The post-weaning period (weaning to approximately 10 weeks of age) is one of the most welfare-critical phases in pig production. Abrupt separation from the sow, dietary change from milk to solid feed, social mixing with unfamiliar pigs, and environmental change create a convergence of stressors causing the "post-weaning stress syndrome." Effective weaner management dramatically improves welfare and production outcomes.
Stressors at Weaning
Commercial weaning typically occurs at 21–28 days in the UK (EU law mandates minimum 21 days). The simultaneous occurrence of multiple stressors is the core welfare problem:
- Loss of maternal contact and dam's milk — sudden nutritional change and loss of comfort
- Social mixing — new pen-mates cause aggression and re-establishment of hierarchy
- Dietary transition — from highly digestible sow's milk to plant-based solid feed; immature gut digestive capacity causes post-weaning diarrhoea
- Environmental novelty — new pen, housing system, temperature
Nutritional Management
Weaner diet formulation is critical for gut health and welfare:
- Phase 1 diet (weeks 1–2 post-weaning): highly digestible ingredients (spray-dried plasma, fish meal, whey, cooked cereals); maximum digestibility to support gut recovery
- Phase 2 diet (weeks 3–4): gradual transition to more economical ingredients
- Phase 3: conventional grower diet introduction
- Feed presentation: wet or porridge feeding improves intake in the first days post-weaning; pelleted or rolled cereals preferred over coarse meal initially
Post-Weaning Diarrhoea (PWD)
PWD — primarily caused by enterotoxigenic E. coli (ETEC) — is the most common weaner health challenge. Contributing factors include overeating at weaning, villous atrophy from dietary change, and immunological immaturity. Prevention strategies include:
- Highly digestible weaner diets with controlled starch levels
- Zinc oxide (pharmacological dose) has been historically effective but is now restricted in the EU due to environmental concerns
- Acidifiers (organic acids) reducing gut pH inhibit ETEC proliferation
- Vaccination (against ETEC K88, K99, 987P fimbriae) via sow vaccination pre-farrowing
Environmental Temperature
Weaners have limited ability to thermoregulate — standard weaner temperatures of 28–30°C in the first week post-weaning (reducing 1°C/week) are essential.

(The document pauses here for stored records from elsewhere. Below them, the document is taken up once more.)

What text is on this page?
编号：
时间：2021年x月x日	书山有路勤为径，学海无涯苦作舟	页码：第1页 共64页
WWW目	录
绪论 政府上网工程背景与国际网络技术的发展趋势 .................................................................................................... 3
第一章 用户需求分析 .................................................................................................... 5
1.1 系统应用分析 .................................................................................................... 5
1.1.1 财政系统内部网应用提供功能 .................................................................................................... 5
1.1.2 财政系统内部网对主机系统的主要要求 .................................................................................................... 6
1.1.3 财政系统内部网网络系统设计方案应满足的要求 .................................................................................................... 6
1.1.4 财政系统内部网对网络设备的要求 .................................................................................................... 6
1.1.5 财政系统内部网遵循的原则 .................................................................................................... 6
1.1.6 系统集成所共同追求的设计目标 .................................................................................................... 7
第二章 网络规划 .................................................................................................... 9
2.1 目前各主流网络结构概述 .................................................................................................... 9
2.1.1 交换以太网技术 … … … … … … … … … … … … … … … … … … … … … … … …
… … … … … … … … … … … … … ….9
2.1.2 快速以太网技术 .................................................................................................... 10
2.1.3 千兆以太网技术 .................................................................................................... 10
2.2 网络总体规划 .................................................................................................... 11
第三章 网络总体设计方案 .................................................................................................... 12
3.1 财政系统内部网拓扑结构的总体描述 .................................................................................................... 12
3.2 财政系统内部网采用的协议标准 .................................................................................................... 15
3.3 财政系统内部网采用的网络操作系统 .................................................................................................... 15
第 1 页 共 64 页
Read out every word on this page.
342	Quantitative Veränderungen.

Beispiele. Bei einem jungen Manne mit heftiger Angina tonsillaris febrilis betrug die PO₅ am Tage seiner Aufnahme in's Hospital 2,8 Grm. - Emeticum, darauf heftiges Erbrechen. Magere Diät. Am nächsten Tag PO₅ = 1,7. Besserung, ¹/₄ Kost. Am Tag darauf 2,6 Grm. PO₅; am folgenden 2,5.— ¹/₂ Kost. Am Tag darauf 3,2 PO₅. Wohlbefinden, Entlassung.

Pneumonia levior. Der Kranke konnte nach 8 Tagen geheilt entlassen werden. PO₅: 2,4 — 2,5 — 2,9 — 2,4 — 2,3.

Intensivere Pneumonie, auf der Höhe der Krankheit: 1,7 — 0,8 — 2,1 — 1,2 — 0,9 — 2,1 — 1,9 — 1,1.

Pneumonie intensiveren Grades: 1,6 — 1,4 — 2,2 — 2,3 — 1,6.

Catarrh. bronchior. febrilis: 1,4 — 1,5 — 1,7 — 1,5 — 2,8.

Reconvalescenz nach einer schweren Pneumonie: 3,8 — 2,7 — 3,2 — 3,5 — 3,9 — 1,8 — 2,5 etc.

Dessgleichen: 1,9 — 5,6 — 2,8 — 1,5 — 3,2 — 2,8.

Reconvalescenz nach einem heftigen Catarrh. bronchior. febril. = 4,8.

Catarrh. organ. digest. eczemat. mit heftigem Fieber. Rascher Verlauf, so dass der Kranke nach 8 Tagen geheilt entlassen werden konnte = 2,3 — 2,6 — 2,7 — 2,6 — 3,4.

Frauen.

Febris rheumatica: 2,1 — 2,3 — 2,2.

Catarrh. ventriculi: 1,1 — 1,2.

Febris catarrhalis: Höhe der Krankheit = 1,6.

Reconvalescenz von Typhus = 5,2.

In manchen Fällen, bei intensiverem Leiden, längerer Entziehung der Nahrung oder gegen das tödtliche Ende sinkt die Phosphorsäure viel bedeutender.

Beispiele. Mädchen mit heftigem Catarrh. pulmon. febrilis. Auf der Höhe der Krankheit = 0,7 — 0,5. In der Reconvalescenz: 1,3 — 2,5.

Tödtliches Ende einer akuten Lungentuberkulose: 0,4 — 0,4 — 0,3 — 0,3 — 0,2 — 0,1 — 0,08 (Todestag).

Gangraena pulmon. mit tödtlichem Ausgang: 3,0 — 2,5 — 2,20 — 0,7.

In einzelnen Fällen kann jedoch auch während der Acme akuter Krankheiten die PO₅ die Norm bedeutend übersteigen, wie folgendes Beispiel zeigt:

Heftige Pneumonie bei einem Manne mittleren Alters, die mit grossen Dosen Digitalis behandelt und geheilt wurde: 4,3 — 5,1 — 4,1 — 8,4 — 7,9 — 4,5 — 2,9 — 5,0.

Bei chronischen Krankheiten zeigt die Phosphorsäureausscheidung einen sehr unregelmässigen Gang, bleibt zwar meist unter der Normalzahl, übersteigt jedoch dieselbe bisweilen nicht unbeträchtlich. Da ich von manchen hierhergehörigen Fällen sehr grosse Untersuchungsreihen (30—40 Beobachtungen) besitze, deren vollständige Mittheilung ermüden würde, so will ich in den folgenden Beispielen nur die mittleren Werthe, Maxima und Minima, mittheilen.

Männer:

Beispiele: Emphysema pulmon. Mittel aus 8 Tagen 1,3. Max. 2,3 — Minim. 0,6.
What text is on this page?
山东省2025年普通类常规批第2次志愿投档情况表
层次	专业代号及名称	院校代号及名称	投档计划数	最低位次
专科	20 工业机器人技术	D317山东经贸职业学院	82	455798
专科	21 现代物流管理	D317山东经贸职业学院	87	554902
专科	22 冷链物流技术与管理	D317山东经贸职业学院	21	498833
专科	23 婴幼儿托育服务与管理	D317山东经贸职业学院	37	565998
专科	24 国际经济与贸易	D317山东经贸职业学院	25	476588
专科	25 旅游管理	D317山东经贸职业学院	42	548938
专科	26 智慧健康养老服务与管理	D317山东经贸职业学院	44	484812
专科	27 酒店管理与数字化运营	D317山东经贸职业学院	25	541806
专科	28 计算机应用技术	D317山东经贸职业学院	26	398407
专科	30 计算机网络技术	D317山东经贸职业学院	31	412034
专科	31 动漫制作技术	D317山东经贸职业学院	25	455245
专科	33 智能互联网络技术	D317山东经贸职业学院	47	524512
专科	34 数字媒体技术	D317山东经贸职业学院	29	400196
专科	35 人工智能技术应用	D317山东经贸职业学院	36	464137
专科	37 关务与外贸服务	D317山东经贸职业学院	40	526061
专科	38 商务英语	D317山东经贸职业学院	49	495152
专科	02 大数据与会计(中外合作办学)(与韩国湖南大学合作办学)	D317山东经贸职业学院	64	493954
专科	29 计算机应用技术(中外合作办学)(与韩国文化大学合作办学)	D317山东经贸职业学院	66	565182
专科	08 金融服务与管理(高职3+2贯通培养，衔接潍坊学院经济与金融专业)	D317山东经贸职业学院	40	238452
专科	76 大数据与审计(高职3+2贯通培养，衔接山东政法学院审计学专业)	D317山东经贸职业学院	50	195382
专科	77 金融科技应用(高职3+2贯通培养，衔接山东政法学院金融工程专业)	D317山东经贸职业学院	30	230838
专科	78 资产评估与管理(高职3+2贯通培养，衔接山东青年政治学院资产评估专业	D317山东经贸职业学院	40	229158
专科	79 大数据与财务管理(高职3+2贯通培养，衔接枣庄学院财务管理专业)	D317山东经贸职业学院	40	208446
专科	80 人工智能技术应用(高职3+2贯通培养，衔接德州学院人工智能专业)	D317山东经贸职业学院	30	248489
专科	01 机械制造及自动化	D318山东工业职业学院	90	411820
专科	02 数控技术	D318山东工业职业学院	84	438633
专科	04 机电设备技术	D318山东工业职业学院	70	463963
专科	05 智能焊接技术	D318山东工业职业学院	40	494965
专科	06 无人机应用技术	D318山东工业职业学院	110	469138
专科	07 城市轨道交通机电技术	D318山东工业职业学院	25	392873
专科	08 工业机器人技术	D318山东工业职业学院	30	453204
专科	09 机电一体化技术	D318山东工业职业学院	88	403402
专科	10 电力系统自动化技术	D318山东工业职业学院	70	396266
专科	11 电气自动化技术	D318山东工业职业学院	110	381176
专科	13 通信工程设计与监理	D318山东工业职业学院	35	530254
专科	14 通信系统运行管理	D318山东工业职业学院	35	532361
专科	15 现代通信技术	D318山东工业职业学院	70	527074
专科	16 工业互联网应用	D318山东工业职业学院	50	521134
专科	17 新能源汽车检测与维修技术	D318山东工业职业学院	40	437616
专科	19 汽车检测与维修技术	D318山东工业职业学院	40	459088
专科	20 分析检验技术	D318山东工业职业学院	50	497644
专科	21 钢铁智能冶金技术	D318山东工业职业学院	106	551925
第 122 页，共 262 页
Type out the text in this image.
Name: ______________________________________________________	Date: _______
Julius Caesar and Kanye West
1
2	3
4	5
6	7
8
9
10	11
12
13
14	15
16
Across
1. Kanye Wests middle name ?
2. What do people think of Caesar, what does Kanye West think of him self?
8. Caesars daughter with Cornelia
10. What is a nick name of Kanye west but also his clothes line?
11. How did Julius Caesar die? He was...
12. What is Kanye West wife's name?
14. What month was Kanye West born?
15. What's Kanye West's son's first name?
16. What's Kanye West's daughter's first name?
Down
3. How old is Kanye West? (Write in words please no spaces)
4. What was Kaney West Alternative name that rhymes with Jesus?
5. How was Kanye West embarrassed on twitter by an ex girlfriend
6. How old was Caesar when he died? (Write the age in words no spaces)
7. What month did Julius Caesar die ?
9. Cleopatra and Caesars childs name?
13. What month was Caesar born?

Wet, draughty housing dramatically increases respiratory disease risk and welfare compromise. Solid flooring in the dunging area maintains body temperature better than fully slatted systems.
Welfare Monitoring
Daily observation of all weaners — checking for dullness, separation from group, reluctance to eat, diarrhoea, poor growth, respiratory signs, and injuries — enables early detection and treatment. Mortality and morbidity recording provides benchmarking data for welfare improvement over time.